The Crossroads

Without Prejudice


The Daughter


I am in my fifties and am facing the "Crossroads" again. You have to love that whatever the age you are there will always be Crossroads. I can do one of three things. I can earn myself some good money and go back to Purchasing in Automotive in Melbourne, I can sell my script to the highest bidder and I can open up my own web site and counsel other women like me for money.

So many choices. As I speak one daughter is packing up her life in Melbourne, more than willing to jump and when I return I will help her drive her and the kids here and settle her in for 3 months or so. Then I can return to Melbourne and do what I want knowing she is happy. That's one plan and that's easy. I've driven more times to Queensland than I care to remember and it's 24 hours out of your life, basically.

I once did it in Cedric, my old station wagon, the screw came out of the Drive handle and I stuck a big nail in it about 50 kms out of Melbourne. I had my Grandson in the car who had his learners and I thought he might be able to spell me when I was tired at night. He fell asleep and I just kept driving. 1,300 miles later, the car and he and I made it but not without some teeth gnashing from me.

That is one big long lonely boring trip and believe it or not, you do have to watch out for kangaroos. But then they have bounded across the road at The Police Paddocks in Melbourne, scaring the life out of me there in the suburbs. It's just an endless trip through the back of New South Wales where garages are few and far between and are staffed by tired faded people that look like they were last seen playing duelling banjos in Deliverance.



Yesterday I was contemplating my crossroads when I saw the man next door to my brother's house. He's in his 90's, wears hearing aids, walks stiffly and is covered in liver spots on his face. But when you look in his eyes, as I did when we had a chat, he is ageless.

He had a store once at Lyndhurst in Melbourne, long before it was the pricier suburb of Lynbrook that it is now. I remember it, his shop, only building for miles around. His eyes light up when I say I too am from Melbourne's outer south east.

The eyes never lose the sparkle as he talks to me through the window of the car, parked as I am in the middle of the road. This is Queensland, and traffic is fairly non existent around here.

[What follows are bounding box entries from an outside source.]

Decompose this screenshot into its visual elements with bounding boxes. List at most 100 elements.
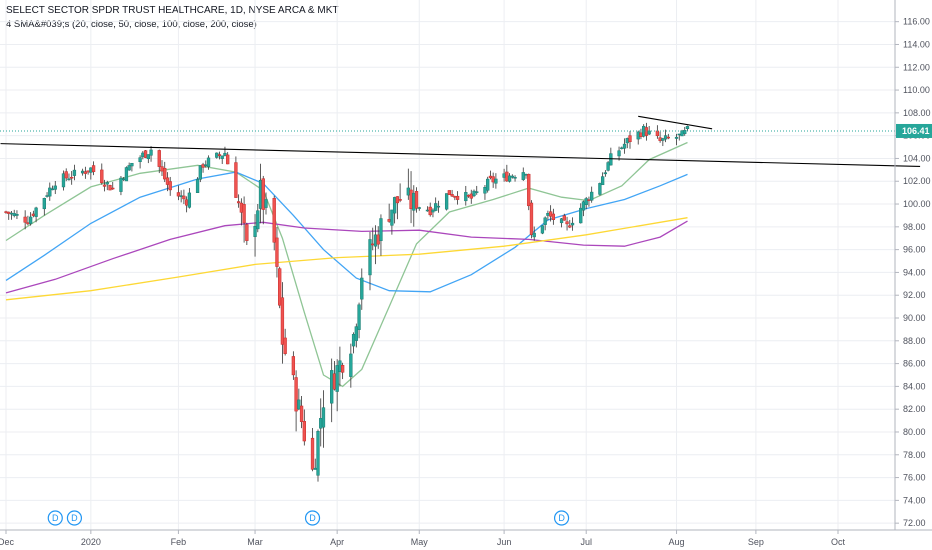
dividend-marker-circle[interactable] xyxy=(553,510,570,526)
candle-body xyxy=(639,132,643,137)
candle-body xyxy=(521,172,525,180)
candle-body xyxy=(466,195,471,197)
candle xyxy=(239,198,244,226)
candle-body xyxy=(587,199,591,201)
candle-body xyxy=(434,203,438,211)
candle xyxy=(644,122,649,141)
candle xyxy=(609,147,613,166)
trendline-2[interactable] xyxy=(638,115,713,130)
time-axis[interactable]: Dec 2020 Feb Mar Apr May Jun Jul Aug Sep Oct xyxy=(0,529,932,547)
dividend-marker[interactable]: D xyxy=(66,510,83,526)
candle xyxy=(436,200,441,213)
candle xyxy=(486,176,490,193)
candle xyxy=(417,206,421,211)
candle xyxy=(195,177,200,193)
candle-body xyxy=(198,165,202,180)
last-price-label: 106.41 xyxy=(902,126,930,136)
dividend-marker[interactable]: D xyxy=(553,510,570,526)
candle-body xyxy=(529,202,534,235)
candle xyxy=(568,219,572,229)
candle-body xyxy=(409,189,413,210)
candle xyxy=(507,173,512,183)
candle-body xyxy=(23,216,27,223)
candle xyxy=(187,188,192,209)
dividend-marker[interactable]: D xyxy=(47,510,63,526)
candle xyxy=(395,196,400,220)
candle xyxy=(483,185,487,200)
candle-body xyxy=(510,175,514,178)
candle-body xyxy=(524,173,528,176)
candle-body xyxy=(299,405,304,422)
candle xyxy=(357,302,361,339)
candle xyxy=(529,200,534,239)
x-tick-label: Aug xyxy=(669,537,685,547)
candle xyxy=(275,226,279,278)
candle xyxy=(157,149,161,174)
candle-body xyxy=(663,135,668,140)
candle xyxy=(242,196,246,243)
candle xyxy=(354,323,358,348)
dividend-marker-circle[interactable] xyxy=(66,510,83,526)
y-tick-label: 74.00 xyxy=(903,495,926,505)
trendline-1[interactable] xyxy=(0,143,921,167)
sma-line-1 xyxy=(5,141,688,388)
candle-body xyxy=(119,177,123,192)
candle-body xyxy=(428,206,432,216)
candle-body xyxy=(368,239,372,276)
candle xyxy=(335,359,339,412)
candle-body xyxy=(163,167,167,180)
candle xyxy=(579,203,583,224)
candle-body xyxy=(486,178,490,191)
candle-body xyxy=(655,130,660,137)
candle xyxy=(464,185,468,206)
candle-body xyxy=(532,232,536,238)
candle-body xyxy=(644,127,649,136)
horizontal-gridlines xyxy=(0,21,895,524)
candle-body xyxy=(45,195,49,197)
candle xyxy=(414,187,419,213)
candle xyxy=(587,196,591,207)
dividend-marker-circle[interactable] xyxy=(304,510,321,526)
candle xyxy=(488,170,493,180)
candle xyxy=(472,189,476,198)
y-tick-label: 90.00 xyxy=(903,313,926,323)
x-tick-label: Sep xyxy=(748,537,764,547)
candle-body xyxy=(168,181,172,191)
x-tick-label: Jun xyxy=(497,537,512,547)
candle-body xyxy=(513,176,517,179)
candle-body xyxy=(122,178,126,180)
candle-body xyxy=(425,209,430,212)
candle xyxy=(258,163,263,224)
candle xyxy=(23,210,27,230)
candle xyxy=(220,155,224,164)
candle-body xyxy=(245,224,249,241)
candle-body xyxy=(598,183,602,195)
candle xyxy=(291,351,296,380)
candle-body xyxy=(61,173,66,188)
candle xyxy=(48,182,52,201)
candle xyxy=(376,226,380,249)
candle-body xyxy=(469,193,473,199)
candle xyxy=(521,167,525,181)
candle-body xyxy=(590,191,594,201)
candle xyxy=(674,133,679,146)
candle xyxy=(685,125,690,132)
dividend-marker-label: D xyxy=(52,513,59,523)
candle xyxy=(392,196,397,224)
dividend-marker-circle[interactable] xyxy=(47,510,63,526)
candle-body xyxy=(89,167,93,173)
candle-body xyxy=(455,195,460,200)
candle xyxy=(278,266,282,309)
price-axis[interactable]: 116.00114.00112.00110.00108.00106.00104.… xyxy=(894,0,932,530)
indicator-legend[interactable]: 4 SMA&#039;s (20, close, 50, close, 100,… xyxy=(6,19,257,30)
y-tick-label: 92.00 xyxy=(903,290,926,300)
trendlines[interactable] xyxy=(0,115,921,167)
candle xyxy=(455,191,460,205)
candle xyxy=(130,162,134,172)
candle-body xyxy=(313,467,317,470)
candle xyxy=(390,209,394,235)
candle-body xyxy=(12,213,16,216)
dividend-marker[interactable]: D xyxy=(304,510,321,526)
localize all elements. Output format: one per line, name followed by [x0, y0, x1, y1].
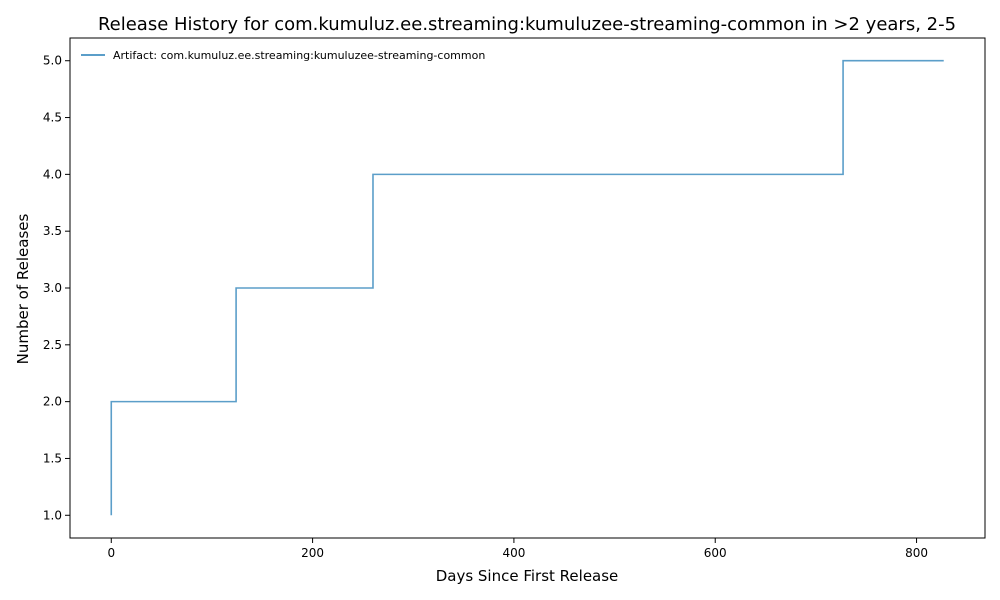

I see him take his daily constitutional every day and he kindly brings in the bins as well when they are out on the grassy verge. He is still tall and his posture is ramrod straight, this ex grocer from Lyndhurst. He shares a double story house with his wife who is as elderly as he, though she seems more spry.

She seems to dart rather than walk. Their kids are all grown up and gone. The kids think they should move into the bottom of the house but they defy that, for now.

I love the ageless. I love the way this mans eyes light up at female company, any female company, my Dad was the same. Didn't matter if they were 1 to 100, Dad's eyes would always light up when a female entered the room. He genuinely loved females my Dad and for that fact alone I was very blessed.

This older man is the same, probably has daughters and grand daughters and great great. We enjoy our little tete a tete in the middle of the road in the Queensland sun where he has come to retire, 30 years ago..

I wonder if he thought he would last this long. I wonder how it feels to be him, does he plan for the future or just live day by day? I wonder what it's like to be him, wearing hearing aids and knees a bit stiff in the mornings, when the mornings are cold like they are now. The ill winds of chill always blow at this time of the year. Round about "Ecca" time in Brisbane. They blow for three weeks and disappear.

Then the long slow amble back towards the hotter days again as Queensland slips into Spring. Queensland is nothing like the Southern States where a marked change in season is felt. Here, there is only Winter and Summer and honestly if you didn't know better, winter slips right by you altogether. The leaves don't turn brown, orange, gold and shed. They seem to stay the same all year round. The foliage is always healthy and growing.

There are some cold mornings but nothing to whimper about. Some cold nights but not that bad either. There can be rainy days when a heavy pour comes but even they aren't that bad. I've noticed Queenslanders are a stoic lot anyway. Weather is not a big point of discussion like it is in Melbourne. Everybody in Melbourne waits for the weekend and its more than likely to be crap weather. So it is along with house prices a bit point of discussion.

When you get a great weekend in Melbourne its a high point in your life. Not like here where its common place and no one except us Southerners exclaim at it's beautiful warmth. I guess I'll retire here when I am starting to feel the cold seeping into old bones. Hopefully I too will still have a twinkle in my eye when I see a male personage, no matter what the age.

And I won't be the one facing the crossroads then, just like Keith next door is not facing one in his. For him it's enough to wake up to just one more precious sunlit day, walk the road up and down and yarn to me about all things inconsequential and yet to him, so much.